Most businesses are already using the cloud in some form or are in the process of considering migrating one or more workloads to a cloud environment.
However, there are a number of reasons why certain businesses are reluctant to make the move, writes By Mike Rees, territory account manager for South Africa at Commvault.
Despite cloud’s many advertised benefits, there are several factors that may be holding organisations back.
Although many of the questions around cloud have been answered by now, there is still an air of the unknown around cloud and cloud services, especially in South Africa where the cloud is still relatively new by comparison to other parts of the world.
Many organisations still don’t really understand the concept of where the cloud is, or where their data will reside, should they move workloads there. The commitment of international cloud providers to soon establish data centres within South African borders addresses the concern around data sovereignty, yet there are still other valid reasons why businesses may not want to migrate at this point.

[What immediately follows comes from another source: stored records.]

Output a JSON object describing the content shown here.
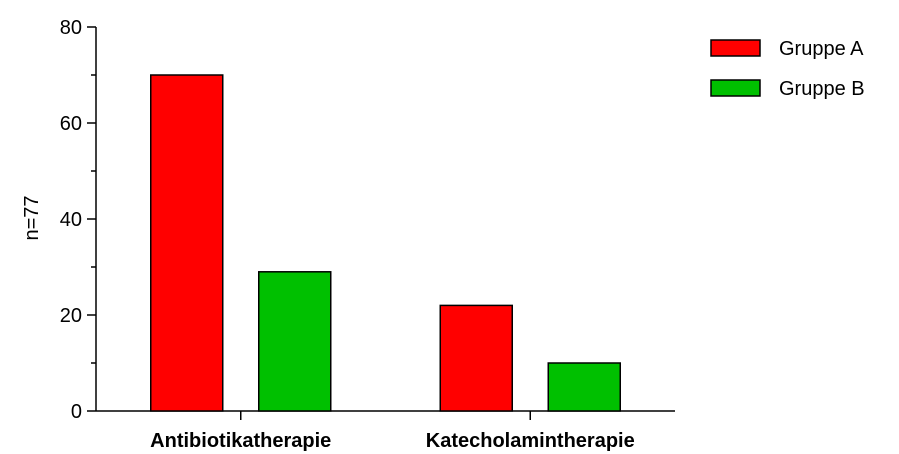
{
  "chart_data": {
    "type": "bar",
    "title": "",
    "xlabel": "",
    "ylabel": "n=77",
    "categories": [
      "Antibiotikatherapie",
      "Katecholamintherapie"
    ],
    "series": [
      {
        "name": "Gruppe A",
        "color": "#ff0000",
        "values": [
          70,
          22
        ]
      },
      {
        "name": "Gruppe B",
        "color": "#00c000",
        "values": [
          29,
          10
        ]
      }
    ],
    "ylim": [
      0,
      80
    ],
    "yticks": [
      0,
      20,
      40,
      60,
      80
    ],
    "grid": false,
    "legend_position": "top-right"
  }
}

More tangible issues such as poor, unreliable connectivity to cloud environments, the responsibility of managing cloud data and workloads, as well as South Africa’s skills shortage for the retention of in-house experts to do so, are no small concern for enterprises who rely heavily on data for daily operations – which most do. To effectively manage an organisation’s IT and data requirements, specialists are needed. These are both scarce and, due to demand, expensive.
Data has become business critical, and one of the most valuable assets for any organisations. The protection, retention and analysis of that data is essential, as well as required by legislation – another complexity to add to cloud considerations. These factors combined may also make choosing the right cloud solution among the many options available on the market, today, a daunting prospect.
For organisations who are still considering the cloud, have hybrid environments with some workloads in the cloud and others on-premise, or who wish to retain their operations entirely on site, a managed service for IT and data management requirements may be the ideal solution.
Why a managed service may be the answer
According to TehTarget, a managed service is an arrangement where an organisation outsources the responsibility for the functionality of their IT services and equipment to a managed service partner, paying a regular fee for receipt of the service.
A managed service enables companies to relinquish the support and management of various components of their ICT infrastructure, applications and software to an expert that has far more collective experience in their field than an in-house IT department or resource.
For the organisation this means that they can focus entirely on their core business operations without needing to worry about their IT and data management. Businesses whose core function is not IT should not have to take on the added strain of managing IT and data when all they require is the results of those solutions.
A data management and backup service takes the strain away. They offer the expertise, the latest technology, and the scalability to give customers the results and services they need without worrying about how they are delivered. Service Level Agreements ensure that services and data are available, secure and accessible.
Organisations who prefer to keep their own infrastructure can leverage an outsource partner to take over the management of their services. In this way, as they grow, their managed service provider can expand their environment without the organisation having to purchase new equipment or space. Managed services can also assist with the transition to cloud, as many managed service partners, today, leverage the cloud to offer their own services.
Nevertheless, it is important to choose a mangled service provider who are able to offer flexible, scalable solutions that are secure and deliver on the organisation’s business needs. Managed services may remove the responsibility and dependency on skilled staff, however control of the services received and how the data is managed still remains with the organisation receiving the managed service. Organisations can determine their preferences, ensuring that services delivered are aligned with business goals and compliance requirements.
A managed service is the best of both worlds. Whether managed services are offered on existing infrastructure, a hybrid of both existing and cloud, or a move to the cloud entirely, they provide organisations with the peace of mind that comes with receiving best of breed services, without worrying about how it’s done.